Denkmal/Gedenkstätte

Kilometerstein 147 des alten Lippe-Treidelpfades

46282 Dorsten

Highlights

  • Brotmanns Höhle in Dorsten ist benannt nach Werner Kempken, der dort von 1865 bis 1875 lebte.
  • Er versteckte sich vor der Militärstrafe und wurde später mit Hilfe der Franziskaner in die USA geschmuggelt.
  • Heute erinnert die Höhle im Sandsteinbereich seitlich der B58 an den Deserteur und Auswanderer.

Tipps

  • Die ehemalige Sandsteinhöhle ist heute durch ein Geländer gesichert, um die Natur vor Mountainbikern und unbefugtem Betreten zu schützen.
  • Die Grube entstand durch Sandsteinabbau und wurde später durch Gletscherbewegungen freigelegt; ursprünglich war sie deutlich größer und diente über Jahre hinweg als Versteck.

Eigenschaften

Bildung Kulturell Ganzjährig

Über Kilometerstein 147 des alten Lippe-Treidelpfades

Der Kilometerstein 147 des alten Lippe-Treidelpfades befindet sich im nordrhein-westfälischen Dorsten und markiert einen historischen Punkt entlang des ehemaligen Treidelpfades entlang der Lippe. Diese Wege dienten einst dazu, um Schiffe bei der Überwindung von Stromschnellen oder bei schlechtem Wasserstand manuell zu ziehen. Der Stein ist ein Zeugnis der regionalen Verkehrs- und Wirtschaftsgeschichte und verdeutlicht die frühere Bedeutung der Lippe als wichtige Wasserstraße im Kreis Recklinghausen.

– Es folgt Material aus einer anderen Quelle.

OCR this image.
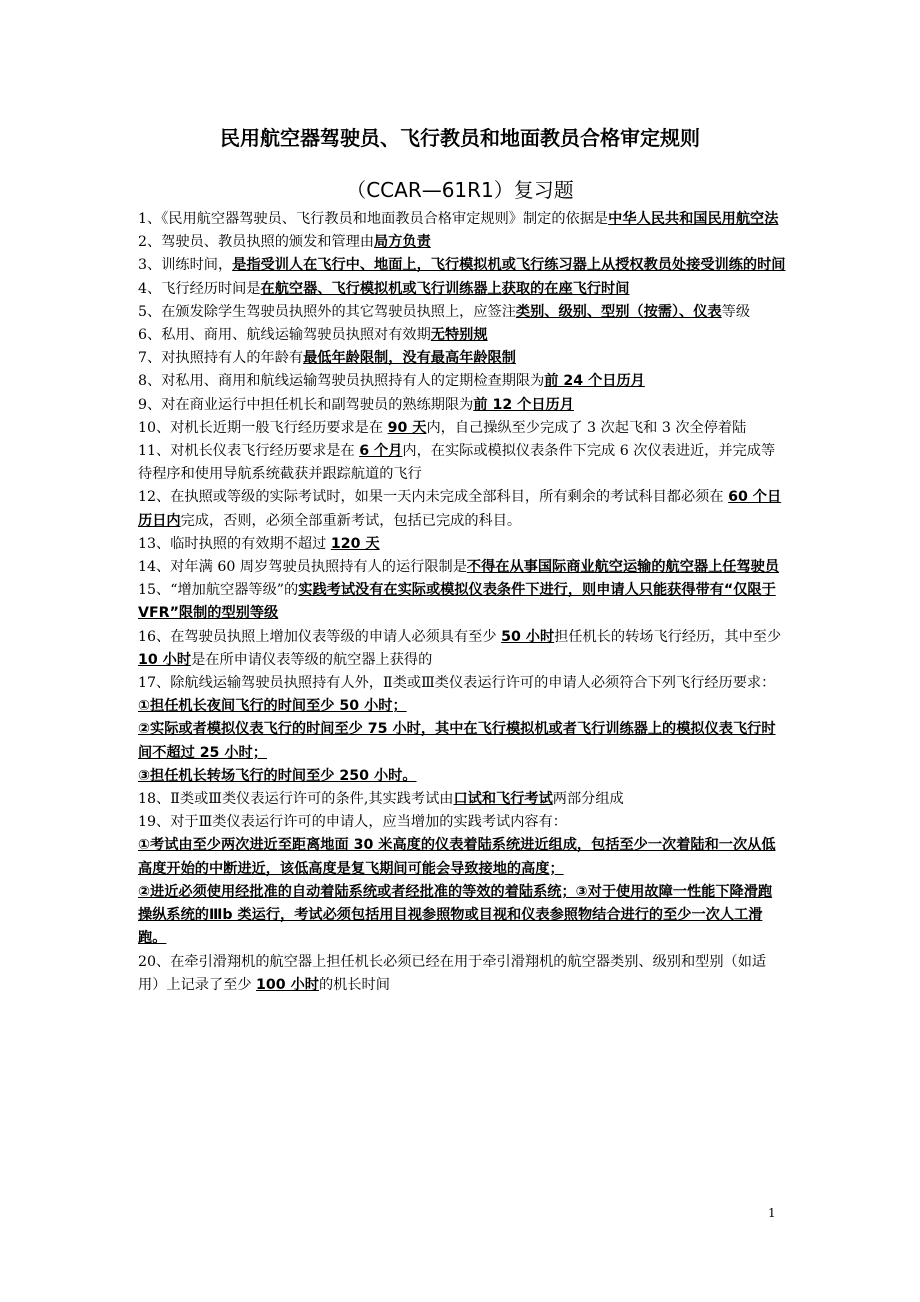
民用航空器驾驶员、飞行教员和地面教员合格审定规则
（CCAR—61R1）复习题

1、《民用航空器驾驶员、飞行教员和地面教员合格审定规则》制定的依据是中华人民共和国民用航空法

2、驾驶员、教员执照的颁发和管理由局方负责

3、训练时间，是指受训人在飞行中、地面上，飞行模拟机或飞行练习器上从授权教员处接受训练的时间

4、飞行经历时间是在航空器、飞行模拟机或飞行训练器上获取的在座飞行时间

5、在颁发除学生驾驶员执照外的其它驾驶员执照上，应签注类别、级别、型别（按需）、仪表等级

6、私用、商用、航线运输驾驶员执照对有效期无特别规

7、对执照持有人的年龄有最低年龄限制，没有最高年龄限制

8、对私用、商用和航线运输驾驶员执照持有人的定期检查期限为前 24 个日历月

9、对在商业运行中担任机长和副驾驶员的熟练期限为前 12 个日历月

10、对机长近期一般飞行经历要求是在 90 天内，自己操纵至少完成了 3 次起飞和 3 次全停着陆

11、对机长仪表飞行经历要求是在 6 个月内，在实际或模拟仪表条件下完成 6 次仪表进近，并完成等待程序和使用导航系统截获并跟踪航道的飞行

12、在执照或等级的实际考试时，如果一天内未完成全部科目，所有剩余的考试科目都必须在 60 个日历日内完成，否则，必须全部重新考试，包括已完成的科目。

13、临时执照的有效期不超过 120 天

14、对年满 60 周岁驾驶员执照持有人的运行限制是不得在从事国际商业航空运输的航空器上任驾驶员

15、“增加航空器等级”的实践考试没有在实际或模拟仪表条件下进行，则申请人只能获得带有“仅限于 VFR”限制的型别等级

16、在驾驶员执照上增加仪表等级的申请人必须具有至少 50 小时担任机长的转场飞行经历，其中至少 10 小时是在所申请仪表等级的航空器上获得的

17、除航线运输驾驶员执照持有人外，Ⅱ类或Ⅲ类仪表运行许可的申请人必须符合下列飞行经历要求：

①担任机长夜间飞行的时间至少 50 小时；

②实际或者模拟仪表飞行的时间至少 75 小时，其中在飞行模拟机或者飞行训练器上的模拟仪表飞行时间不超过 25 小时；

③担任机长转场飞行的时间至少 250 小时。

18、Ⅱ类或Ⅲ类仪表运行许可的条件,其实践考试由口试和飞行考试两部分组成

19、对于Ⅲ类仪表运行许可的申请人，应当增加的实践考试内容有：

①考试由至少两次进近至距离地面 30 米高度的仪表着陆系统进近组成，包括至少一次着陆和一次从低高度开始的中断进近，该低高度是复飞期间可能会导致接地的高度；

②进近必须使用经批准的自动着陆系统或者经批准的等效的着陆系统；③对于使用故障一性能下降滑跑操纵系统的Ⅲb 类运行，考试必须包括用目视参照物或目视和仪表参照物结合进行的至少一次人工滑跑。

20、在牵引滑翔机的航空器上担任机长必须已经在用于牵引滑翔机的航空器类别、级别和型别（如适用）上记录了至少 100 小时的机长时间

1
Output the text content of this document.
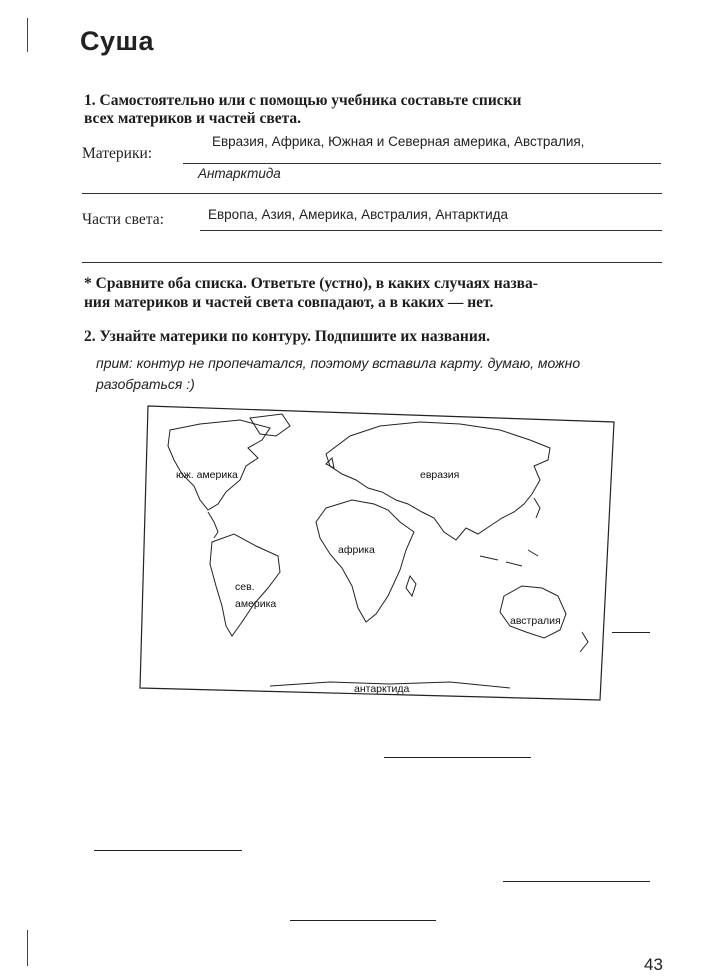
Суша
1. Самостоятельно или с помощью учебника составьте списки
всех материков и частей света.
Материки:
Евразия, Африка, Южная и Северная америка, Австралия,
Антарктида
Части света:	Европа, Азия, Америка, Австралия, Антарктида
* Сравните оба списка. Ответьте (устно), в каких случаях назва-
ния материков и частей света совпадают, а в каких — нет.
2. Узнайте материки по контуру. Подпишите их названия.
прим: контур не пропечатался, поэтому вставила карту. думаю, можно
разобраться :)
юж. америка	евразия
африка
сев.
америка
австралия
антарктида
43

In unmittelbarer Nähe des Kilometersteins liegt die sogenannte „Brotmanns Höhle“, eine ehemalige Sandsteingrube, die im Volksmund aufgrund ihrer Geschichte als Höhle bezeichnet wird. Diese entstand durch den Abbau von Sandstein, der sich hier auf Millionen Jahre altem Meersand gebildet hatte und durch die Eiszeit freigelegt wurde. Die Grube wurde im Laufe der Zeit durch natürliche Prozesse und menschliche Nutzung vertieft. Heute ist das Gelände mit einem Geländer gesichert, um die Natur vor motorisierten Sportaktivitäten zu schützen. Wanderer können die Höhle von oben gut einsehen.

Die Bezeichnung „Brotmanns Höhle“ leitet sich von Werner Kempken ab, einem Deserteur, der sich von Mitte des 19. Jahrhunderts bis in die 1870er Jahre in dieser Gegend verbarg. Kempken, ursprünglich Bauernsohn aus Emmelkamp, einem Stadtteil von Dorsten, floh mehrfach vor dem Militärdienst. Nach einer erneuten Flucht im Jahr vor der Front versteckte er sich in dieser Höhle. Über Jahre hielt er sich dort zurückgezogen im Wald versteckt. Sein Vater versorgte ihn mit Lebensmitteln und Werkzeug, mit dem er sich eine Behausung schuf. Kempken verließ sein Versteck gelegentlich, um auf umliegenden Höfen Heidekraut und Besen zu verkaufen und Brot zu erbitten – wodurch er den Namen „Brotmann“ erhielt.

Nach zehn Jahren Einsamkeit gelang es Kempken mit Hilfe seiner Familie und der Dorstener Franziskaner, 1875 unter falschem Namen in die USA auszuwandern. Dort baute er sich ein neues Leben auf und erbte schließlich eine Farm. Die Höhle im Steinbruch nahe des Freudenbergs erinnert noch heute an sein abenteuerliches Leben als Deserteur, Waldbewohner und späterer Auswanderer. Mehrere historische Quellen und Publikationen beschäftigen sich mit seiner Geschichte, die in Teilen unterschiedlich überliefert ist, aber dennoch ein fester Bestandteil der regionalen Erinnerungskultur bleibt.